For the first Time, scientists grow human sperm stem cells in Lab
Infertility affects one in seven men of reproductive age worldwide. One idea for treating male sterility is spermatogonial stem cell (SSC) therapy. In this approach, sperm stem cells in the testis are transferred to a test tube, cultured and nudged into becoming fully fledged sperm. However, a key bottleneck has been identifying just the right conditions to get human SSCs to grow in the lab. There have been many attempts, but in most reported cases it was not clear whether the cells being cultured were actually SSCs, and no previously published method is routinely used.
Researchers at University of California San Diego School of Medicine have now developed a reliable method for culturing cells with the characteristics of human SSCs. Their work is published in the July 13, 2020 issue of Proceedings of the National Academy of Sciences.
“We think our approach—which is backed up by several techniques, including single-cell RNA-sequencing analysis—is a significant step toward bringing SSC therapy into the clinic,”
said senior author Miles Wilkinson, Ph.D., Distinguished Professor in the Department of Obstetrics, Gynecology and Reproductive Sciences at UC San Diego School of Medicine.
SSCs are what make it possible for men to father children beyond the age of 65. These specialized cells continually self-renew, making more SSCs, and develop into sperm so prolifically that men (and some transgender, non-binary and gender fluid people) produce more than 1,000 new sperm every few seconds.
Progress in the field has been hindered by the fact that it’s extremely difficult to distinguish SSCs from other cells in the testes. It was a major step forward when several laboratories, including the Wilkinson team, recently used a technique called single-cell RNA sequencing to define the likely molecular characteristics specific to human SSCs.
In their latest effort, the Wilkinson team used its single-cell RNA sequencing information to purify what it thought might be human SSCs. Using a method called germ-cell transplantation, it showed that the cells it purified were indeed highly enriched in human SSCs.
The team then gathered the profile of genes expressed in these human SSCs to make guesses as to the conditions that might best support their growth in the lab. Using more than 30 human testis biopsies, the researchers determined just the right conditions needed to culture immature germ cells with the characteristics of SSCs.
The key ingredient was an inhibitor of the AKT pathway, a cellular system that controls cell division and survival. The Wilkinson team determined that AKT inhibition maintains human SSCs by inhibiting development of later-stage sperm precursors. Several AKT inhibitors are currently used to treat cancer.
With that approach, the researchers were able to favor the culture of human cells with the molecular characteristics of SSCs for two-to-four weeks.
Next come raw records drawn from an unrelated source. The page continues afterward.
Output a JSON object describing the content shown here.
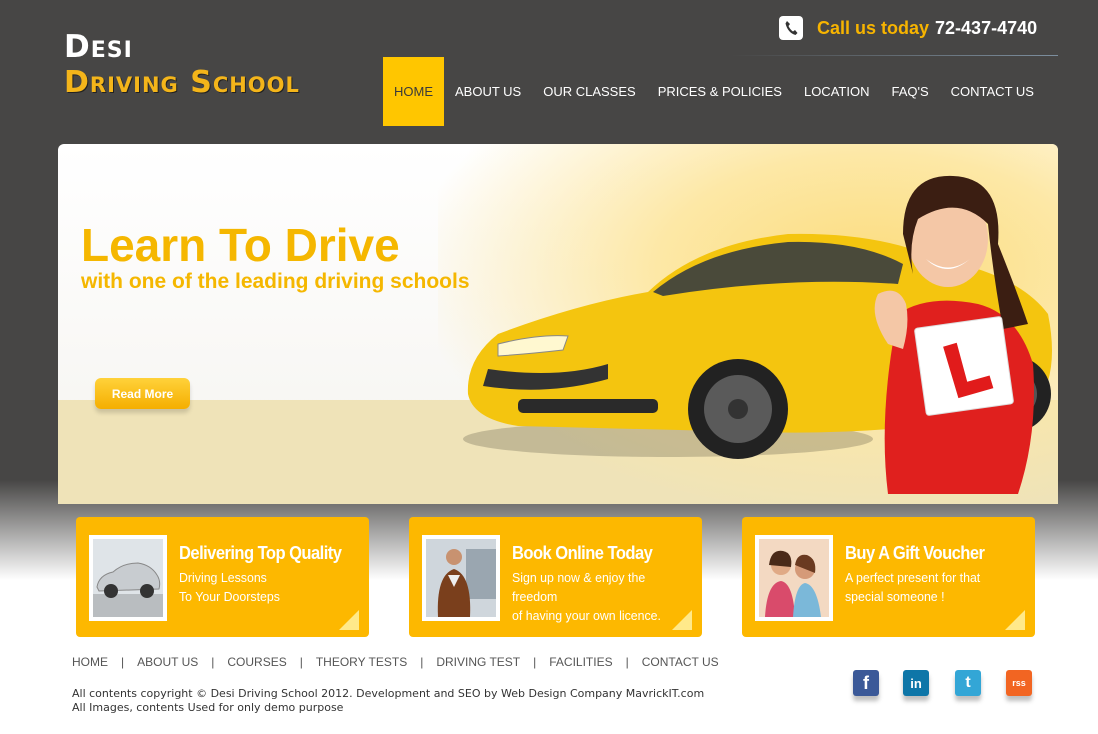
{
  "brand": {
    "line1": "Desi",
    "line2": "Driving School"
  },
  "contact": {
    "label": "Call us today",
    "phone": "72-437-4740"
  },
  "nav": [
    {
      "label": "HOME"
    },
    {
      "label": "ABOUT US"
    },
    {
      "label": "OUR CLASSES"
    },
    {
      "label": "PRICES & POLICIES"
    },
    {
      "label": "LOCATION"
    },
    {
      "label": "FAQ'S"
    },
    {
      "label": "CONTACT US"
    }
  ],
  "hero": {
    "title": "Learn To Drive",
    "subtitle": "with one of the leading driving schools",
    "button": "Read More"
  },
  "features": [
    {
      "title": "Delivering Top Quality",
      "text": "Driving Lessons\nTo Your Doorsteps"
    },
    {
      "title": "Book Online Today",
      "text": "Sign up now & enjoy the freedom\nof having your own licence."
    },
    {
      "title": "Buy A Gift Voucher",
      "text": "A perfect present for that\nspecial someone !"
    }
  ],
  "footer": {
    "links": [
      {
        "label": "HOME"
      },
      {
        "label": "ABOUT US"
      },
      {
        "label": "COURSES"
      },
      {
        "label": "THEORY TESTS"
      },
      {
        "label": "DRIVING TEST"
      },
      {
        "label": "FACILITIES"
      },
      {
        "label": "CONTACT US"
      }
    ],
    "copyright": "All contents copyright © Desi Driving School 2012. Development and SEO by Web Design Company MavrickIT.com",
    "disclaimer": "All Images, contents Used for only demo purpose"
  },
  "social": [
    {
      "icon": "facebook-icon",
      "glyph": "f",
      "color": "#3b5998"
    },
    {
      "icon": "linkedin-icon",
      "glyph": "in",
      "color": "#0e76a8"
    },
    {
      "icon": "twitter-icon",
      "glyph": "t",
      "color": "#33a6d6"
    },
    {
      "icon": "rss-icon",
      "glyph": "rss",
      "color": "#f26522"
    }
  ],
  "colors": {
    "accent": "#ffc600",
    "box": "#fdb800",
    "header_bg": "#474645"
  }
}
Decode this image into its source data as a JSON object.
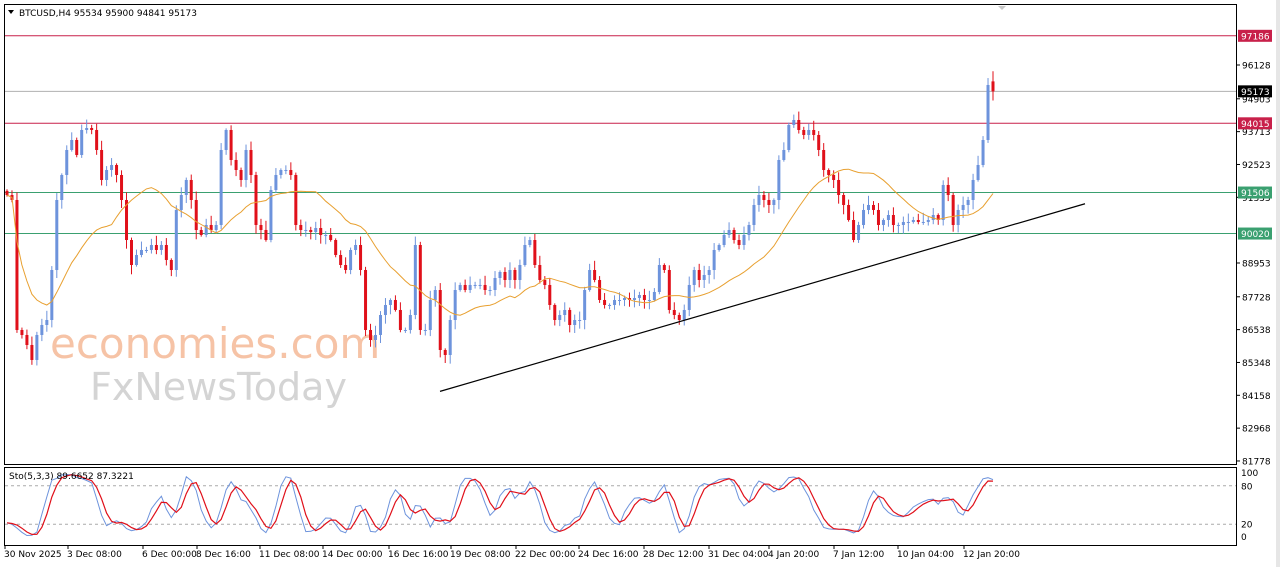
{
  "header": {
    "symbol_line": "BTCUSD,H4  95534 95900 94841 95173"
  },
  "watermark": {
    "line1": "economies.com",
    "line2": "FxNewsToday"
  },
  "colors": {
    "bull": "#6d93dc",
    "bear": "#e0101a",
    "ma": "#e8a030",
    "resistance": "#c8204a",
    "support": "#3aa070",
    "current": "#b0b0b0",
    "stoch_main": "#6d93dc",
    "stoch_signal": "#e0101a"
  },
  "chart_data": {
    "type": "candlestick",
    "symbol": "BTCUSD",
    "timeframe": "H4",
    "last_ohlc": {
      "open": 95534,
      "high": 95900,
      "low": 94841,
      "close": 95173
    },
    "closes_approx": [
      91417,
      91236,
      86525,
      86344,
      85981,
      85438,
      86344,
      86706,
      86887,
      88699,
      91236,
      92142,
      93048,
      93410,
      92867,
      93773,
      93845,
      93773,
      93048,
      91961,
      92323,
      92504,
      92142,
      91236,
      89786,
      88880,
      89243,
      89424,
      89424,
      89605,
      89424,
      89605,
      89062,
      88699,
      90874,
      91417,
      91961,
      91236,
      90149,
      89968,
      90330,
      90149,
      90330,
      93048,
      93773,
      92686,
      92323,
      91961,
      93048,
      92142,
      90330,
      90149,
      89786,
      91598,
      92142,
      92323,
      92323,
      92142,
      90330,
      90149,
      90149,
      90076,
      90221,
      89968,
      89968,
      89786,
      89243,
      88880,
      88699,
      89424,
      89605,
      88699,
      86525,
      86162,
      86344,
      87068,
      87431,
      87612,
      87250,
      86525,
      86525,
      87068,
      89605,
      86525,
      86525,
      87612,
      87974,
      85800,
      85619,
      86887,
      87974,
      88156,
      87974,
      88156,
      88156,
      88156,
      87974,
      87974,
      88409,
      88627,
      88337,
      88699,
      88337,
      88880,
      89605,
      89786,
      88880,
      88337,
      88156,
      87431,
      86887,
      87068,
      87250,
      86706,
      86887,
      86887,
      87974,
      88699,
      88337,
      87612,
      87431,
      87431,
      87612,
      87612,
      87684,
      87612,
      87684,
      87793,
      87612,
      87612,
      87902,
      88880,
      88699,
      87250,
      87068,
      86887,
      87250,
      88156,
      88699,
      88337,
      88518,
      88699,
      89424,
      89605,
      89968,
      90149,
      89786,
      89605,
      89968,
      90330,
      91055,
      91417,
      91236,
      91055,
      91236,
      92686,
      93048,
      93954,
      94135,
      93773,
      93592,
      93773,
      93592,
      93048,
      92323,
      92142,
      91961,
      91417,
      91055,
      90511,
      89786,
      90330,
      90874,
      91055,
      90874,
      90330,
      90511,
      90692,
      90330,
      90330,
      90439,
      90439,
      90511,
      90439,
      90439,
      90511,
      90692,
      90511,
      91780,
      91417,
      90330,
      90874,
      91055,
      91236,
      91961,
      92504,
      93410,
      95404,
      95173
    ],
    "price_axis": {
      "ticks": [
        "96128",
        "94903",
        "93713",
        "92523",
        "91333",
        "88953",
        "87728",
        "86538",
        "85348",
        "84158",
        "82968",
        "81778"
      ],
      "range": [
        81778,
        97700
      ]
    },
    "levels": [
      {
        "price": 97186,
        "label": "97186",
        "kind": "resistance"
      },
      {
        "price": 94015,
        "label": "94015",
        "kind": "resistance"
      },
      {
        "price": 91506,
        "label": "91506",
        "kind": "support"
      },
      {
        "price": 90020,
        "label": "90020",
        "kind": "support"
      }
    ],
    "current_price": {
      "price": 95173,
      "label": "95173"
    },
    "trendline": {
      "from": {
        "time": "17 Dec 2025",
        "price": 84300
      },
      "to": {
        "time": "14 Jan 2026",
        "price": 91100
      }
    },
    "moving_average": true,
    "x_axis": {
      "ticks": [
        "30 Nov 2025",
        "3 Dec 08:00",
        "6 Dec 00:00",
        "8 Dec 16:00",
        "11 Dec 08:00",
        "14 Dec 00:00",
        "16 Dec 16:00",
        "19 Dec 08:00",
        "22 Dec 00:00",
        "24 Dec 16:00",
        "28 Dec 12:00",
        "31 Dec 04:00",
        "4 Jan 20:00",
        "7 Jan 12:00",
        "10 Jan 04:00",
        "12 Jan 20:00"
      ]
    },
    "stochastic": {
      "label": "Sto(5,3,3) 89.6652 87.3221",
      "main": 89.6652,
      "signal": 87.3221,
      "levels": [
        "100",
        "80",
        "20",
        "0"
      ],
      "range": [
        0,
        100
      ]
    }
  }
}
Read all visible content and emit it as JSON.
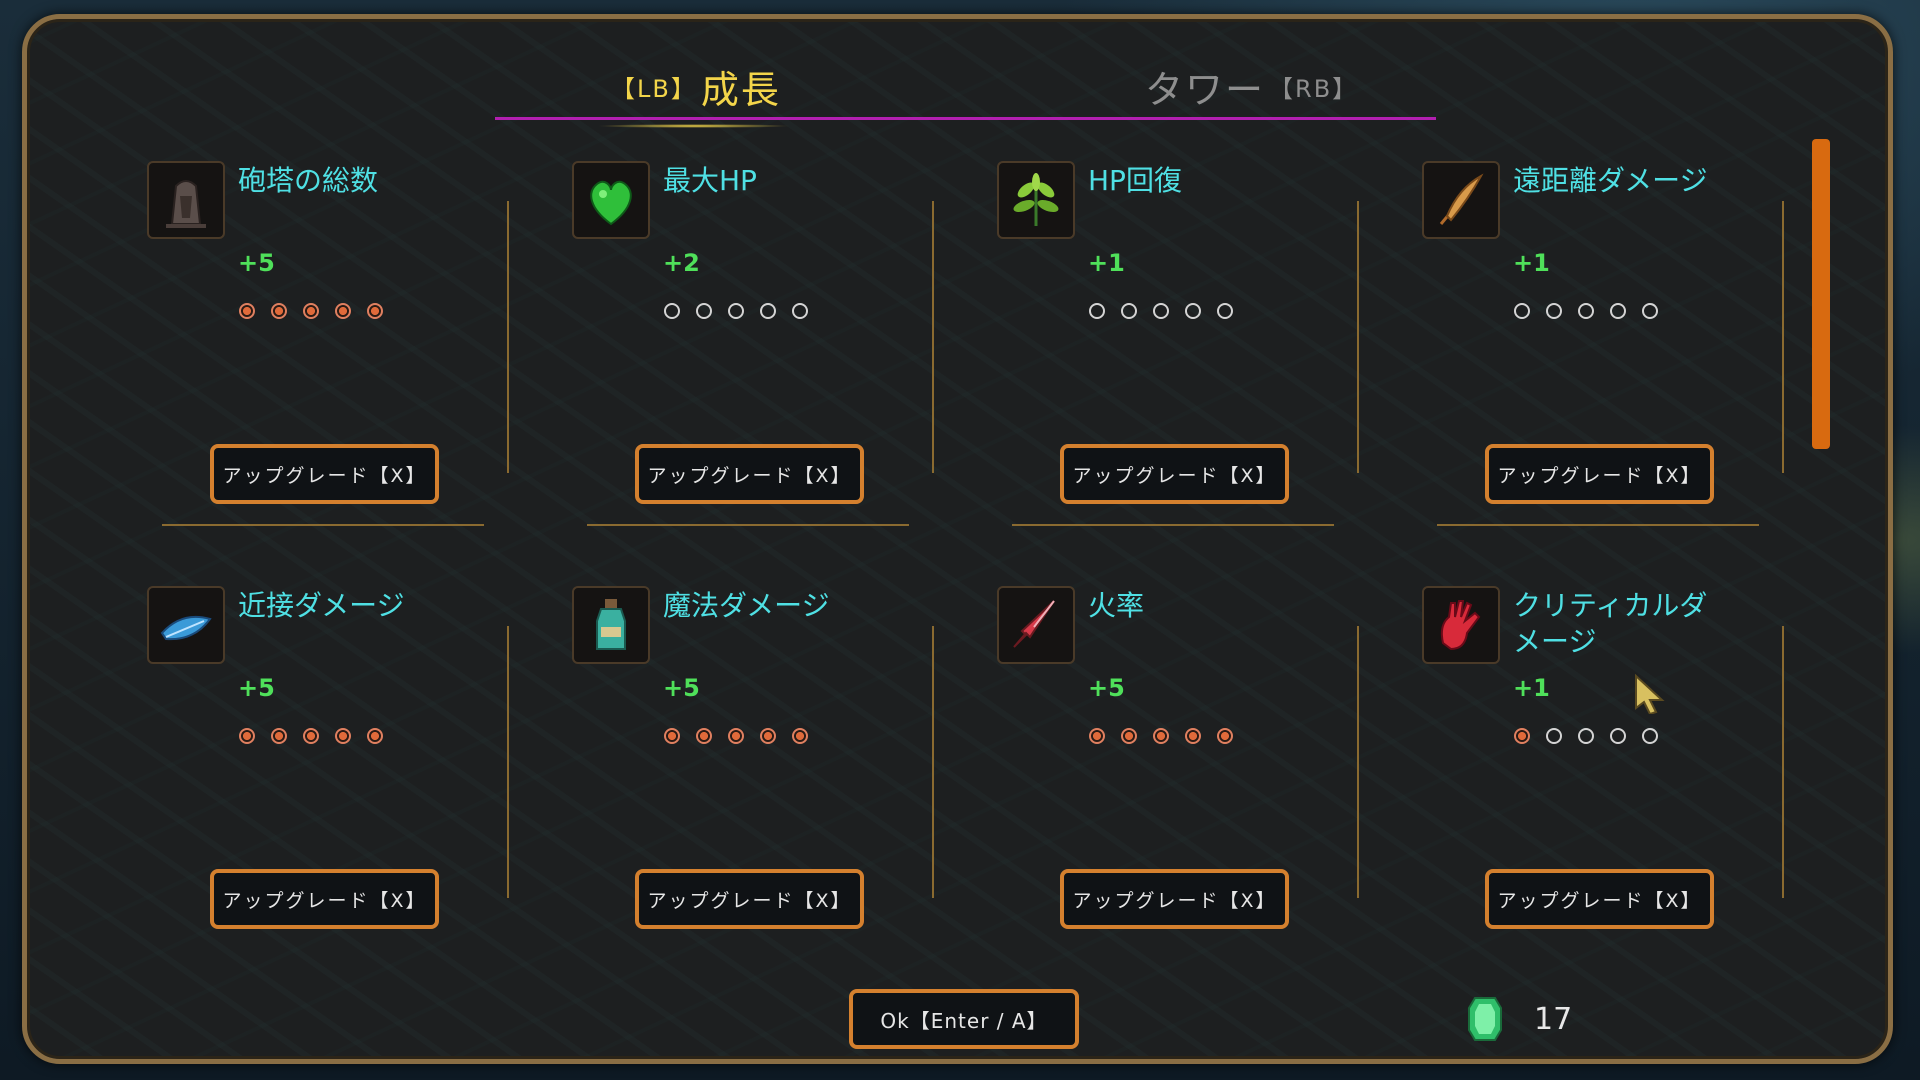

“Next, our main goal is to learn how to maintain and expand human SSCs longer so they might be clinically useful,” Wilkinson said.
Story source:
University of California – San Diego
Journal reference
Transcriptome profiling reveals signaling conditions dictating human spermatogonia fate in vitro
Study abstract
Spermatogonial stem cells (SSCs) are essential for the generation of sperm and have potential therapeutic value for treating male infertility, which afflicts >100 million men world-wide. While much has been learned about rodent SSCs, human SSCs remain poorly understood. Here, we molecularly characterize human SSCs and define conditions favoring their culture. To achieve this, we first identified a cell-surface protein, PLPPR3, that allowed purification of human primitive undifferentiated spermatogonia (uSPG) highly enriched for SSCs. Comparative RNA-sequencing analysis of these enriched SSCs with differentiating SPG (KIT+ cells) revealed the full complement of genes that shift expression during this developmental transition, including genes encoding key components in the TGF-β, GDNF, AKT, and JAK-STAT signaling pathways. We examined the effect of manipulating these signaling pathways on cultured human SPG using both conventional approaches and single-cell RNA-sequencing analysis. This revealed that GDNF and BMP8B broadly support human SPG culture, while activin A selectively supports more advanced human SPG. One condition—AKT pathway inhibition—had the unique ability to selectively support the culture of primitive human uSPG. This raises the possibility that supplementation with an AKT inhibitor could be used to culture human SSCs in vitro for therapeutic applications.